"I'm afraid that your irritable bowel syndrome has progressed. You now have furious and vindictive bowel syndrome."
Searching for a unique gift for a gastroenterologist? Our collection offers clever and amusing products like mugs, t-shirts, pillows, and prints that playfully highlight their specialized skills. Perfect for doctors who love to smile, these thoughtful gifts bring humor into their busy lives while showcasing their professional pride. Whether it's for a birthday, a thank-you, or a quirky office decoration, find something that will make them chuckle and feel appreciated.
"I'm afraid that your irritable bowel syndrome has progressed. You now have furious and vindictive bowel syndrome."
'It's not our wine list. It's a list of gastroenterologists.'
Counting ribs
Doctor describes inside guts while patient has black thoughts.
"You'll love this. It's swarthy yet munificent, didactic and gregarious with hints of dogma."
'Okay, is there anybody else whose homework ate their dog?'
"Will you have a Sphinx?"
"I'm afraid you could go at any time."
Robotic Man
A day at the transgenic races
"It was wonderful, Henri. Arnold had died and gone to heaven."
"The soup of the day is pineapple with a hint of rum."
"Have you decided on what you'd like to have?"
'This is the fun part...waiting to find out just what we've ordered.
"Everything is dandy--and our intestinal biomes are joyous."
Congratulations, dear! Your home cooked dinner was so good you'd think it was an expensive frozen entree!
Newark by Night. A new Dutch restaurant just opened. What do you know about Dutch cuisine? Nothing.

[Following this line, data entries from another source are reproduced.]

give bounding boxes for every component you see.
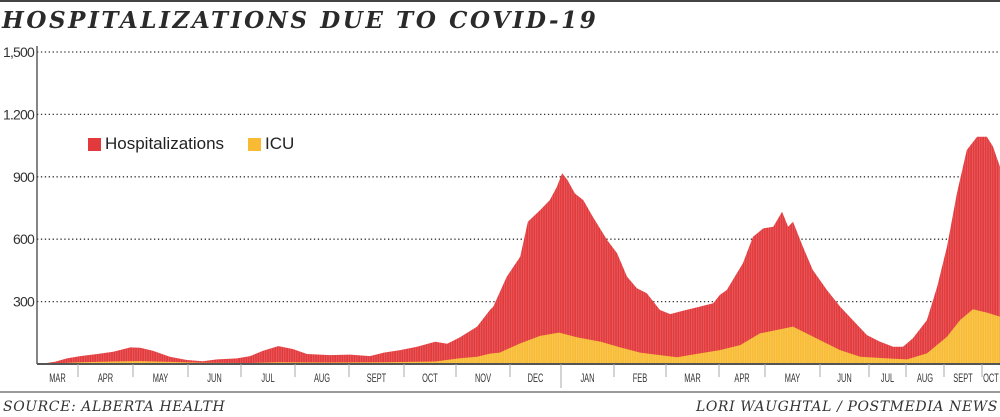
x-month-label: JUL — [881, 372, 895, 385]
credit-note: LORI WAUGHTAL / POSTMEDIA NEWS — [695, 399, 998, 415]
legend-item-icu: ICU — [248, 134, 294, 154]
x-month-label: APR — [98, 372, 113, 385]
legend-item-hospitalizations: Hospitalizations — [88, 134, 224, 154]
legend-label-icu: ICU — [265, 134, 295, 153]
x-month-label: JAN — [580, 372, 594, 385]
x-month-label: DEC — [528, 372, 544, 385]
y-tick-label: 1.200 — [3, 106, 35, 122]
y-tick-label: 1,500 — [3, 44, 35, 60]
legend-label-hospitalizations: Hospitalizations — [105, 134, 225, 153]
area-texture-hospitalizations — [39, 136, 1000, 364]
x-month-label: JUN — [837, 372, 851, 385]
x-month-label: SEPT — [367, 372, 386, 385]
top-rule — [0, 0, 1000, 2]
y-tick-label: 600 — [13, 231, 35, 247]
x-month-labels: MAR APR MAY JUN JUL AUG SEPT OCT NOV DEC JAN FEB MAR… — [49, 364, 999, 388]
y-tick-label: 900 — [13, 169, 35, 185]
x-month-label: SEPT — [953, 372, 972, 385]
x-month-label: MAR — [684, 372, 701, 385]
y-tick-labels: 300 600 900 1.200 1,500 — [3, 44, 36, 310]
x-month-label: MAY — [785, 372, 801, 385]
footer-rule — [0, 391, 1000, 393]
x-month-label: FEB — [633, 372, 648, 385]
x-month-label: MAY — [153, 372, 169, 385]
area-texture-icu — [39, 309, 1000, 364]
series-areas — [39, 136, 1000, 364]
x-month-label: JUN — [207, 372, 221, 385]
x-month-label: AUG — [314, 372, 330, 385]
x-month-label: AUG — [917, 372, 933, 385]
x-month-label: OCT — [983, 372, 999, 385]
y-tick-label: 300 — [13, 294, 35, 310]
chart-title: HOSPITALIZATIONS DUE TO COVID-19 — [2, 7, 599, 34]
source-note: SOURCE: ALBERTA HEALTH — [3, 399, 226, 415]
gridlines — [37, 51, 1000, 303]
axes — [36, 46, 1000, 365]
legend-swatch-icu — [248, 137, 261, 151]
x-month-label: APR — [734, 372, 749, 385]
x-month-label: OCT — [422, 372, 438, 385]
x-month-label: JUL — [261, 372, 275, 385]
x-month-label: NOV — [475, 372, 491, 385]
legend-swatch-hospitalizations — [88, 137, 101, 151]
x-month-label: MAR — [49, 372, 66, 385]
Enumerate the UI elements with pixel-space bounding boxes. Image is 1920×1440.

But I'm a big fan of the "Dutch Treat" concept.
"How's the salmon?"
"The prices they charge here, you'd expect them to have an oven not just a gas ring!"
"Please don't kill me."
An experimentalist alarms his guests by describing the appearance of the mushrooms in a dish they have just eaten.

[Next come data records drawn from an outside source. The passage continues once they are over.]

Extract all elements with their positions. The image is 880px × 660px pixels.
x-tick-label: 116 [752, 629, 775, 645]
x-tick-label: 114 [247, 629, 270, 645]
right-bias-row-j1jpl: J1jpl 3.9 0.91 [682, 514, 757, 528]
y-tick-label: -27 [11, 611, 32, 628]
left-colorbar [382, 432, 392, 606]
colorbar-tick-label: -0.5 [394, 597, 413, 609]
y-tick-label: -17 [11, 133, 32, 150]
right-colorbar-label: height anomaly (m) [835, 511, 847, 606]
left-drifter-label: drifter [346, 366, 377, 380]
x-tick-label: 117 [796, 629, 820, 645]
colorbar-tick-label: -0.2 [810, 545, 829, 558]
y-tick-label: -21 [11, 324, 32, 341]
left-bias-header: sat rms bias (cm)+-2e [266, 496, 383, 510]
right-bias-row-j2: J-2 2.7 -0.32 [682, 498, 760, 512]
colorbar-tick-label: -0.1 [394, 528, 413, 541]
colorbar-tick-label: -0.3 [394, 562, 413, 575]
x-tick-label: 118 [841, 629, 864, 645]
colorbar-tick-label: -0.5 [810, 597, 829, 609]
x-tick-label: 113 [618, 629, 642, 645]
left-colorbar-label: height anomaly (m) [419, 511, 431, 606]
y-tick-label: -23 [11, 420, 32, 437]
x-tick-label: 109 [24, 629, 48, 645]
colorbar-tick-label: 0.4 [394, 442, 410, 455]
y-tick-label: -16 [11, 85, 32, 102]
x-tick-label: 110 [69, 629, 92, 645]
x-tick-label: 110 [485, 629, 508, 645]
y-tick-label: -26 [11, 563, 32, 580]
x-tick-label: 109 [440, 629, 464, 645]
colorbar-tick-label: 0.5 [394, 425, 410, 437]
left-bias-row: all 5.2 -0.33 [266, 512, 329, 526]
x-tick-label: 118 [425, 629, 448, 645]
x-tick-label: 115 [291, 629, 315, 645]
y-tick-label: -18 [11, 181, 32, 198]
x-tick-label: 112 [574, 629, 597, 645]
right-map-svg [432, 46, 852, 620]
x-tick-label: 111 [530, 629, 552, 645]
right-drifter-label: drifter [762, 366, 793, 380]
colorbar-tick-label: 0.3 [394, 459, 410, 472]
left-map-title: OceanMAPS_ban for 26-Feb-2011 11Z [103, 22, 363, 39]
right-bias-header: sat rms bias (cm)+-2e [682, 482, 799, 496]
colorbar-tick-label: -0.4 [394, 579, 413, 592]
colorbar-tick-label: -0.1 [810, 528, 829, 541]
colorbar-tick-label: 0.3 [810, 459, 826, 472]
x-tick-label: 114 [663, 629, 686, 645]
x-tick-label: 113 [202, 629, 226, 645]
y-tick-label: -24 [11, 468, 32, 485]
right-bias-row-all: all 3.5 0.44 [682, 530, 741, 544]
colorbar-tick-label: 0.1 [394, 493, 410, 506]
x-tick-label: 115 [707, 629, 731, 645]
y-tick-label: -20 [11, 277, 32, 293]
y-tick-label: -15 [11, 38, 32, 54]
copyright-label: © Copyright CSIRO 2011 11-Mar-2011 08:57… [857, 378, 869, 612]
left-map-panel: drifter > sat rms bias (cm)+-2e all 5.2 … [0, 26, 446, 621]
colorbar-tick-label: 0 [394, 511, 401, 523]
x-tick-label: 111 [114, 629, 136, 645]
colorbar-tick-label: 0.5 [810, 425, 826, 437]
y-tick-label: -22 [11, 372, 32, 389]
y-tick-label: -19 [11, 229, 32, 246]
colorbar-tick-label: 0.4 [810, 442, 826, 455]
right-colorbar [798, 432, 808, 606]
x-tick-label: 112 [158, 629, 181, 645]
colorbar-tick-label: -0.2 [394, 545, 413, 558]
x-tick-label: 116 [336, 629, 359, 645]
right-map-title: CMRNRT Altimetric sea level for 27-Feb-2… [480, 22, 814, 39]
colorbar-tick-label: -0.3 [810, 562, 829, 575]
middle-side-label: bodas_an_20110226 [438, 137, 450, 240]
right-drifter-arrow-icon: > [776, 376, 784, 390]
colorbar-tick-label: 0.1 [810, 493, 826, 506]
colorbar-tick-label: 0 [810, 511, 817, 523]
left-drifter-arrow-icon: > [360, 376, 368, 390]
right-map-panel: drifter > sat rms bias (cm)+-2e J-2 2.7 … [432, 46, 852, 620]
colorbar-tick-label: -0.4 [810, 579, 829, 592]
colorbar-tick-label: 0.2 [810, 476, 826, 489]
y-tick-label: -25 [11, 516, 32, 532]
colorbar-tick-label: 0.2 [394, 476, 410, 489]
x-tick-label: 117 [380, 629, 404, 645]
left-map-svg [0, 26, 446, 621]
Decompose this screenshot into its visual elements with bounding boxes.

"I think foie gras is French for endless buffet."
'Six different chefs in six months and they still can't make a decent broth!'
"We would like to be genetically modified to taste like Brussels sprouts."
"Just a harmless little genetic experiment," they said. Yeah, right...

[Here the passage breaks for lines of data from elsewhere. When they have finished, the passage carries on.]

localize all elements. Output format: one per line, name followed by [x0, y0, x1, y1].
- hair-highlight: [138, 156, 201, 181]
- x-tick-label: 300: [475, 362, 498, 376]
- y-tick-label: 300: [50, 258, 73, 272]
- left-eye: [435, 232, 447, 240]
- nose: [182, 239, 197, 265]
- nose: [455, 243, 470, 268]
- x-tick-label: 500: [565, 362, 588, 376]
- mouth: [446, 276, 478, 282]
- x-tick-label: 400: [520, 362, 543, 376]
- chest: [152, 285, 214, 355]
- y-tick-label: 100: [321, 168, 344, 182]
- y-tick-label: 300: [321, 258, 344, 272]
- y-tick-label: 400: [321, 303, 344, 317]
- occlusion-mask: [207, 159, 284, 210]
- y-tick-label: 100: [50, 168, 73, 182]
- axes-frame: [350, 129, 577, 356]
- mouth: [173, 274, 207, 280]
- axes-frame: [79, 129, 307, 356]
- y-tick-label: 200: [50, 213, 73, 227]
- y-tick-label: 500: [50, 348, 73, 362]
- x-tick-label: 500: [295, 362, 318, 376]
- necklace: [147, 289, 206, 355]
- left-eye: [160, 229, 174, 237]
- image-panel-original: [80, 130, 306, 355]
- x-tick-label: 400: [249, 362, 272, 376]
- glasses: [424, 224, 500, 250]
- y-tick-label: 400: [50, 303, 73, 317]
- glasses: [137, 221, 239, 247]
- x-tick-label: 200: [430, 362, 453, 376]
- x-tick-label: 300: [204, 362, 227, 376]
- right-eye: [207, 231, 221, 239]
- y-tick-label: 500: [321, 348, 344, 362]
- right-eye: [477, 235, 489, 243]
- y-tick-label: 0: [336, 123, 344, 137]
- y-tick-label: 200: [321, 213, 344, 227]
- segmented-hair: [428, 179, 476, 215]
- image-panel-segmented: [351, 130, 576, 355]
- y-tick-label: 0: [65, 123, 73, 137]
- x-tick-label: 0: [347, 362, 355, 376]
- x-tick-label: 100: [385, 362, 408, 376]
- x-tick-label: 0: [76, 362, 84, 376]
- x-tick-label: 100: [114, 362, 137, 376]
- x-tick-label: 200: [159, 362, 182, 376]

"...we have a heart-lung-kidney-liver-spleen machine."
'Still have gas problems, Mr. Quigley?'
60 minute wait for a table, 15 minute wait for a server, 40 minutes for teh appetizers...
Irritable Vowel Syndrome: "EEEIIIOOOAAA AUUUEEE!!"
"Who ordered the moose en croute?"
Happy hour.
"I'm unable to process this image."
'You don't need a colonoscopy, but I'm sending you for one because, quite frankly, I don't like you.'
"The colonoscopy isn't your eternal punishment...the prep is."
In-House Entertainment Consists Of Man Riding Pizza Cutter Cutting Giant Pizza While Making a Pizza
Explore our collection of hilarious and clever mugs for gastroenterologists. Find the perfect funny gift to brighten their mornings and their day.
Discover amusing and comfy pillows that celebrate the field of gastroenterology. Perfect for office decor or cozy home accents.
Add some professional humor to their workspace with our engaging prints. Ideal for decorating or gifting to a proud gastroenterologist.
Browse our humorous gastroenterology t-shirts designed to make colleagues and patients smile. Great for casual wear or professional gatherings.